Mme Michelle Meunier . - En France, un salarié sur cinq occupe un emploi à temps partiel ; dans 70 % des cas, c'est une femme, qui généralement voudrait accroître son temps de travail. Celles qui s'autocensurent considèrent qu'elles n'ont que peu de chance d'accéder à un temps plein ou que les frais de garde des enfants amputeraient le gain occasionné. Les femmes non diplômées, les employées, les étrangères, celles qui ont entre 35 et 44 ans, subissent plus souvent que les autres le temps partiel. Selon le Conseil économique, social et environnemental, les services, le nettoyage, l'hôtellerie, les collectivités locales sont les secteurs les plus touchés. La moitié des femmes concernées gagnent moins de 800 euros, qui est le seuil d'ouverture des droits sociaux. Un tiers des foyers monoparentaux vivent dans la pauvreté.
Les données sont connues, il faut engager des changements concrets. Comment entendez-vous agir dans ce chantier transversal ? (Applaudissements à gauche)

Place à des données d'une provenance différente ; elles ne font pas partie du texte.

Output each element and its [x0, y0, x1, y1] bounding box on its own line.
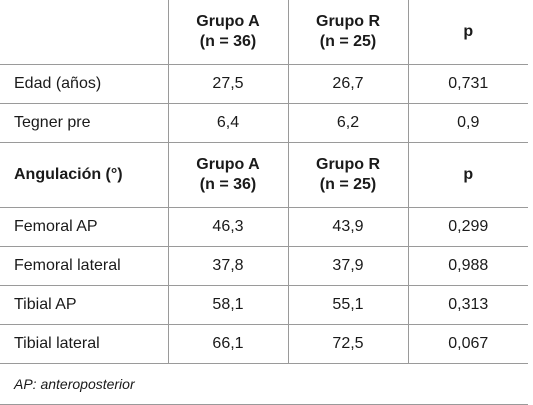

Mme Najat Vallaud-Belkacem, ministre des droits des femmes, porte-parole du Gouvernement. - Vous mettez le doigt sur un sujet crucial, le temps partiel subi, où sont surreprésentées les femmes. Les politiques publiques l'ont trop longtemps laissé de côté. Le temps partiel est un phénomène récent : en trente ans, on est passé d'1,5 à 3,7 millions de salariés concernés, qui représentent le tiers des emplois féminins. Cela explique largement l'écart de rémunération moyenne entre les hommes et les femmes, dont une des causes est cette spécificité française qu'est l'inégale répartition des tâches domestiques.

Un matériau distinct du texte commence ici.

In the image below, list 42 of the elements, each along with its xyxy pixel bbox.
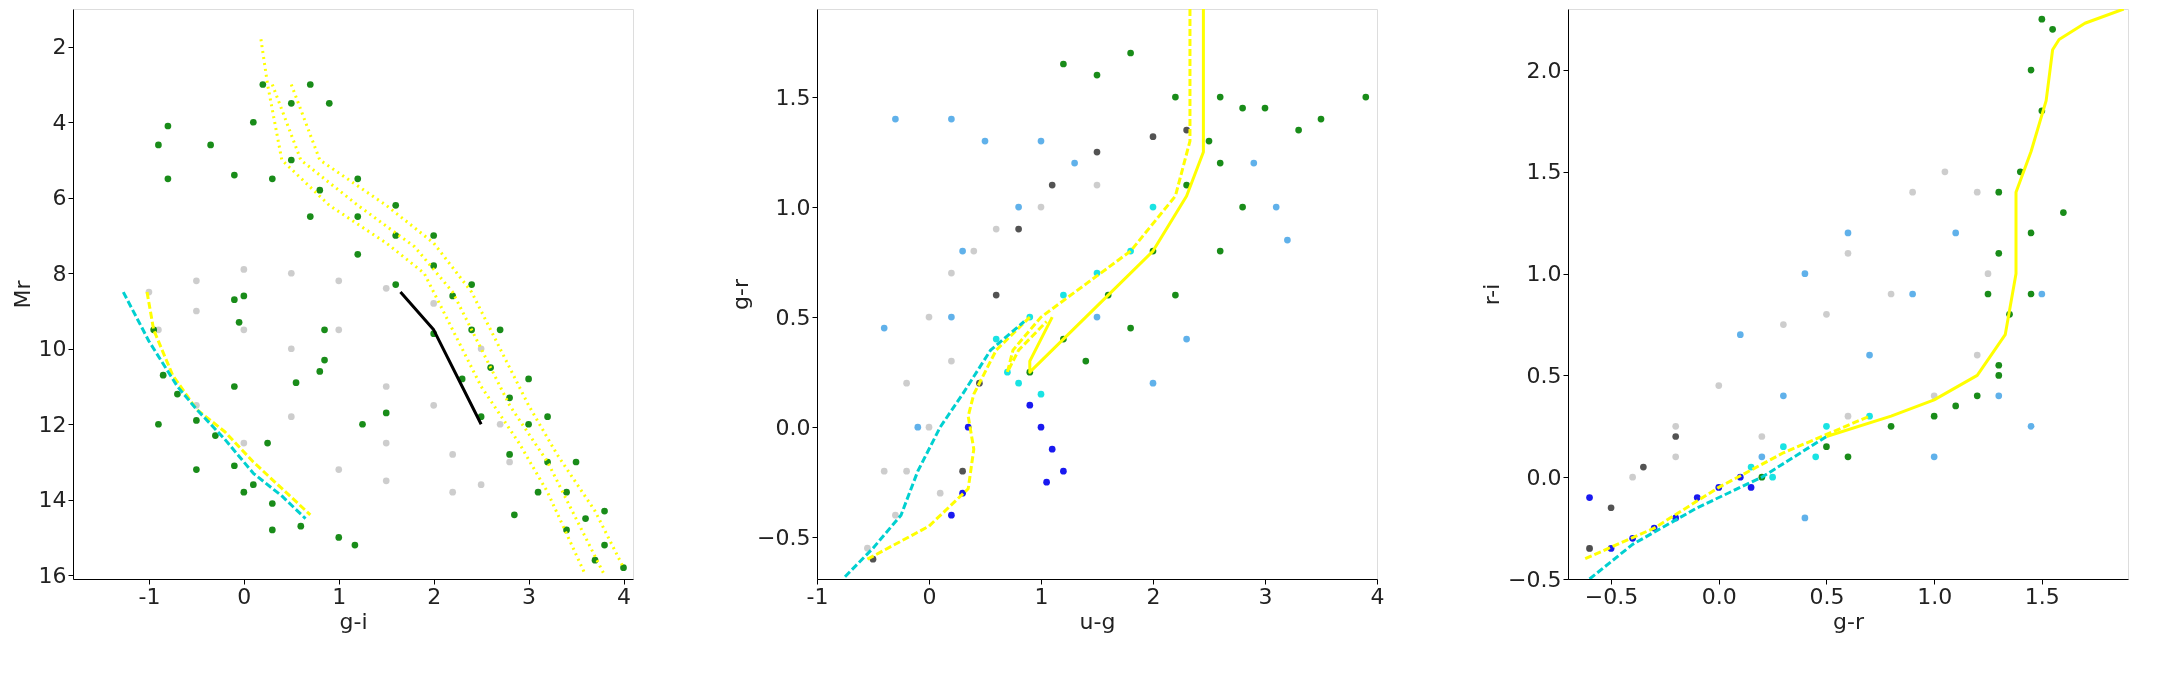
x-tick-label: 1.0 — [1917, 583, 1953, 609]
y-tick-label: 12 — [38, 411, 67, 437]
x-tick-label: 0 — [237, 583, 252, 609]
x-tick-label: 3 — [522, 583, 537, 609]
y-tick-label: 1.0 — [1526, 261, 1562, 287]
y-tick-label: 6 — [52, 185, 67, 211]
y-tick-label: 1.0 — [775, 194, 811, 220]
x-tick-label: 1 — [1034, 583, 1049, 609]
x-tick-label: 0.0 — [1701, 583, 1737, 609]
y-tick-label: 16 — [38, 562, 67, 588]
x-tick-label: 4 — [617, 583, 632, 609]
x-tick-label: 2 — [1146, 583, 1161, 609]
y-tick-label: 4 — [52, 109, 67, 135]
x-tick-label: −0.5 — [1584, 583, 1639, 609]
x-tick-label: 3 — [1258, 583, 1273, 609]
y-tick-label: 10 — [38, 336, 67, 362]
x-tick-label: 4 — [1370, 583, 1385, 609]
y-tick-label: 0.0 — [775, 414, 811, 440]
x-tick-label: -1 — [806, 583, 829, 609]
y-tick-label: −0.5 — [757, 524, 811, 550]
x-axis-title: u-g — [1079, 608, 1116, 634]
x-tick-label: 2 — [427, 583, 442, 609]
x-tick-label: 0 — [922, 583, 937, 609]
x-axis-title: g-i — [339, 608, 368, 634]
y-tick-label: −0.5 — [1508, 566, 1562, 592]
y-axis-title: g-r — [728, 278, 754, 310]
y-tick-label: 1.5 — [775, 84, 811, 110]
y-tick-label: 0.0 — [1526, 464, 1562, 490]
x-axis-title: g-r — [1833, 608, 1865, 634]
y-tick-label: 0.5 — [775, 304, 811, 330]
y-axis-title: Mr — [9, 279, 35, 309]
y-tick-label: 2.0 — [1526, 57, 1562, 83]
x-tick-label: 1.5 — [2024, 583, 2060, 609]
x-tick-label: -1 — [138, 583, 161, 609]
y-tick-label: 1.5 — [1526, 159, 1562, 185]
x-tick-label: 0.5 — [1809, 583, 1845, 609]
x-tick-label: 1 — [332, 583, 347, 609]
y-axis-title: r-i — [1479, 283, 1505, 306]
y-tick-label: 2 — [52, 34, 67, 60]
y-tick-label: 0.5 — [1526, 362, 1562, 388]
y-tick-label: 14 — [38, 487, 67, 513]
y-tick-label: 8 — [52, 260, 67, 286]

La conférence sociale a permis d'avancer : les partenaires sociaux rendront des conclusions avant le 10 mars pour mieux protéger les femmes, sanctionner davantage les entreprises qui abusent du temps partiel, favoriser le passage au temps complet. Le 19 novembre, nous organiserons une conférence de progrès pour articuler les réponses. (Applaudissements à gauche)
Mme Michelle Meunier. - Merci de ces éléments de réponse, qu'il faudra articuler à l'échelon européen ; la directive renforçant le nombre de femmes dans les conseils d'administration des entreprises est un signal encourageant.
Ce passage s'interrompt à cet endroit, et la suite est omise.